# Not sure what I found



## rhaige9 (Oct 31, 2010)

Down on the Snake River is an old homestead that was incorporated into the Niagara Springs Wildlife Management Area. I love exploring down there. There is a whole grove of little red plum trees, and an old blackberry bush that has been left to run wild. I was picking berries down there today, I've already made five, half pints of jam from the last time I was down there. 

They still grow and irrigate a few crops down there, corn, black oil sunflower seeds, millet, hay... a few old pear trees... the whole grove of small red plums.

Well there is a row of Juniper trees, and in and around them I found these small trees with little black berries on them. 

Leaf placement and structure.
The berries.
and a shot of the lovely mess of the blackberry bramble


----------



## mtviolet (Jan 17, 2012)

Those are service berries (sarvis berries or saskatoons)


----------



## rhaige9 (Oct 31, 2010)

I think maybe choke cherries? They don't have the same bottom as the sarvis berries, and the plant isn't shrub like. It's a single tall trunk like a tree. The third pic is the blackberry bramble.


----------



## Fennick (Apr 16, 2013)

It may be easier to identify them if you cut a couple in half to expose the interior and see if they have pits or seeds. If still in doubt after that post a picture of a fruit cut in half crosswise showing the placement of the pit or seeds in the fruit, and post another picture of the pit or seeds separated from the fruit, washed clean of any pulp and laid out on a piece of paper.

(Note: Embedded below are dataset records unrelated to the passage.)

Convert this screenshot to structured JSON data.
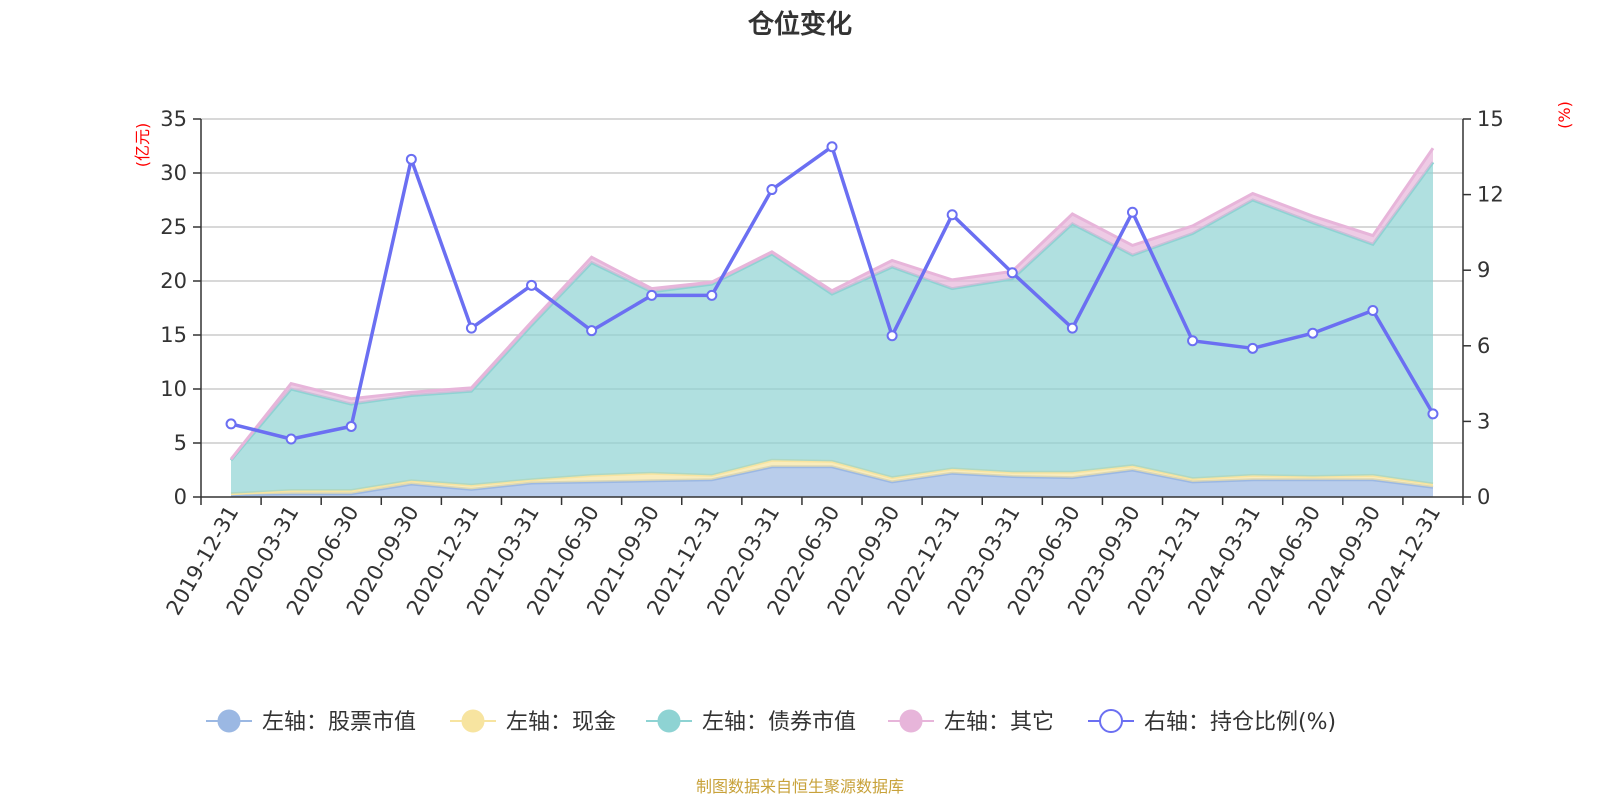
{
  "chart_data": {
    "type": "area",
    "title": "仓位变化",
    "left_axis_unit": "(亿元)",
    "right_axis_unit": "(%)",
    "left_ylim": [
      0,
      35
    ],
    "left_ticks": [
      0,
      5,
      10,
      15,
      20,
      25,
      30,
      35
    ],
    "right_ylim": [
      0,
      15
    ],
    "right_ticks": [
      0,
      3,
      6,
      9,
      12,
      15
    ],
    "categories": [
      "2019-12-31",
      "2020-03-31",
      "2020-06-30",
      "2020-09-30",
      "2020-12-31",
      "2021-03-31",
      "2021-06-30",
      "2021-09-30",
      "2021-12-31",
      "2022-03-31",
      "2022-06-30",
      "2022-09-30",
      "2022-12-31",
      "2023-03-31",
      "2023-06-30",
      "2023-09-30",
      "2023-12-31",
      "2024-03-31",
      "2024-06-30",
      "2024-09-30",
      "2024-12-31"
    ],
    "series": [
      {
        "name": "左轴：股票市值",
        "axis": "left",
        "kind": "stacked-area",
        "color": "#9bb8e3",
        "values": [
          0.2,
          0.3,
          0.3,
          1.2,
          0.7,
          1.3,
          1.4,
          1.5,
          1.6,
          2.8,
          2.8,
          1.4,
          2.2,
          1.9,
          1.8,
          2.5,
          1.4,
          1.6,
          1.6,
          1.6,
          0.9
        ]
      },
      {
        "name": "左轴：现金",
        "axis": "left",
        "kind": "stacked-area",
        "color": "#f7e4a0",
        "values": [
          0.1,
          0.3,
          0.3,
          0.3,
          0.4,
          0.3,
          0.6,
          0.7,
          0.4,
          0.6,
          0.5,
          0.4,
          0.4,
          0.4,
          0.5,
          0.4,
          0.3,
          0.4,
          0.3,
          0.4,
          0.3
        ]
      },
      {
        "name": "左轴：债券市值",
        "axis": "left",
        "kind": "stacked-area",
        "color": "#8ed3d3",
        "values": [
          3.1,
          9.4,
          8.0,
          7.9,
          8.7,
          14.3,
          19.7,
          16.8,
          17.7,
          19.1,
          15.5,
          19.5,
          16.7,
          17.9,
          23.0,
          19.5,
          22.7,
          25.5,
          23.5,
          21.4,
          29.8
        ]
      },
      {
        "name": "左轴：其它",
        "axis": "left",
        "kind": "stacked-area",
        "color": "#e7b5da",
        "values": [
          0.1,
          0.5,
          0.5,
          0.3,
          0.3,
          0.3,
          0.5,
          0.3,
          0.2,
          0.2,
          0.3,
          0.6,
          0.8,
          0.7,
          0.9,
          0.9,
          0.7,
          0.6,
          0.6,
          0.8,
          1.3
        ]
      },
      {
        "name": "右轴：持仓比例(%)",
        "axis": "right",
        "kind": "line",
        "color": "#6b6ff2",
        "values": [
          2.9,
          2.3,
          2.8,
          13.4,
          6.7,
          8.4,
          6.6,
          8.0,
          8.0,
          12.2,
          13.9,
          6.4,
          11.2,
          8.9,
          6.7,
          11.3,
          6.2,
          5.9,
          6.5,
          7.4,
          3.3
        ]
      }
    ]
  },
  "source_text": "制图数据来自恒生聚源数据库"
}
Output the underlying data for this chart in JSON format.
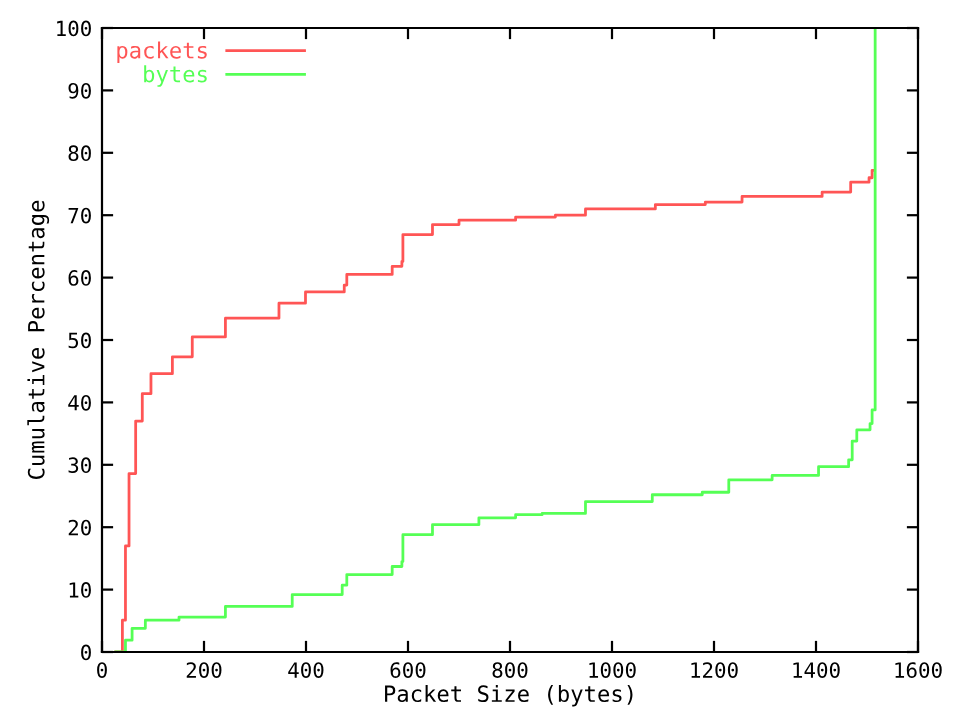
{
  "chart_data": {
    "type": "step",
    "xlabel": "Packet Size (bytes)",
    "ylabel": "Cumulative Percentage",
    "xlim": [
      0,
      1600
    ],
    "xticks": [
      0,
      200,
      400,
      600,
      800,
      1000,
      1200,
      1400,
      1600
    ],
    "ylim": [
      0,
      100
    ],
    "yticks": [
      0,
      10,
      20,
      30,
      40,
      50,
      60,
      70,
      80,
      90,
      100
    ],
    "grid": false,
    "legend": "top left",
    "series": [
      {
        "name": "packets",
        "color": "#ff5555",
        "x": [
          27,
          40,
          46,
          53,
          66,
          79,
          96,
          138,
          177,
          242,
          347,
          399,
          475,
          480,
          569,
          588,
          590,
          648,
          700,
          811,
          889,
          948,
          1085,
          1183,
          1255,
          1412,
          1468,
          1504,
          1510,
          1512
        ],
        "values": [
          0,
          5.1,
          17,
          28.6,
          37,
          41.4,
          44.6,
          47.3,
          50.5,
          53.5,
          55.9,
          57.7,
          58.8,
          60.5,
          61.8,
          62.6,
          66.9,
          68.5,
          69.2,
          69.7,
          70,
          71,
          71.7,
          72.1,
          73,
          73.7,
          75.3,
          76,
          77.2,
          77.2
        ]
      },
      {
        "name": "bytes",
        "color": "#55ff55",
        "x": [
          27,
          46,
          59,
          85,
          151,
          242,
          373,
          471,
          480,
          569,
          588,
          590,
          648,
          739,
          811,
          863,
          948,
          1079,
          1177,
          1229,
          1314,
          1405,
          1464,
          1471,
          1480,
          1506,
          1510,
          1516
        ],
        "values": [
          0,
          1.9,
          3.8,
          5.1,
          5.6,
          7.3,
          9.2,
          10.7,
          12.4,
          13.7,
          14.5,
          18.8,
          20.4,
          21.5,
          22,
          22.2,
          24.1,
          25.2,
          25.6,
          27.6,
          28.3,
          29.7,
          30.8,
          33.8,
          35.6,
          36.6,
          38.8,
          100
        ]
      }
    ]
  }
}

Have you tested one yet by tasting a drop of the juice on the tip of your tongue?


----------



## rhaige9 (Oct 31, 2010)

I picked half a plastic grocery sack of these. I figured if they were going to the trouble of irrigating the small trees instead of brush hogging at the end of the season like they do around the other trees, they might be something I would want to pick. 

They have a pit right in the center, and like a plum the flesh is squishy and yellow at the pit, and turns to red right against the skin. It's very astringent on the tip of my tongue. I took a pic of the stem end and the bottom end side by side, and pic of the pit and fruit cut open.


----------



## Fennick (Apr 16, 2013)

I think it looks like black chokecherry or possibly even a mini-plum X chokecherry hybrid. Chokecherries are known to easily cross pollinate with plums, especially Japanese black mini-plums so it could be wild hybrids you found. 

The black mini-plums called black amber plums grow like the picture you showed of the tree you got the fruit from. A straight, long, slim trunk that does not have a lot of big branches growing horizontally or diagonally off the trunk and the fruits grow in compact clusters close to the tree trunk. Black amber mini-plums are very tiny (but not usually quite as small as those you photoed), have a black skin and very dark amber flesh that is rather tart and astringent, but not bitter like chokecherry. I'd try tasting the flesh and see if it has a tart plummy taste. If it's either chokecherry or black amber plum or if it's a hybrid of the two, you should ideally go to the trouble to remove the pits before processing because the pits are poisonous on both kinds of fruits.


----------



## alleyyooper (Apr 22, 2005)

Looks like our choke cherries too. Here the trees have grown tall too.

 Al


----------



## Ozark Mountain Jewel (Jul 12, 2009)

looks like choke cherries to me as well


----------



## farmerDale (Jan 8, 2011)

definitely chokecherries. They make a wonderful jelly!


----------



## rhaige9 (Oct 31, 2010)

So I'm just getting around to having time to be able to do anything with these today. They've been in my fridge. Do I run these through like my black berries? Heat and mash, then run through the food mill to remove skins and pits, or do I have to remove the pits from all those tiny berries before i heat them?


----------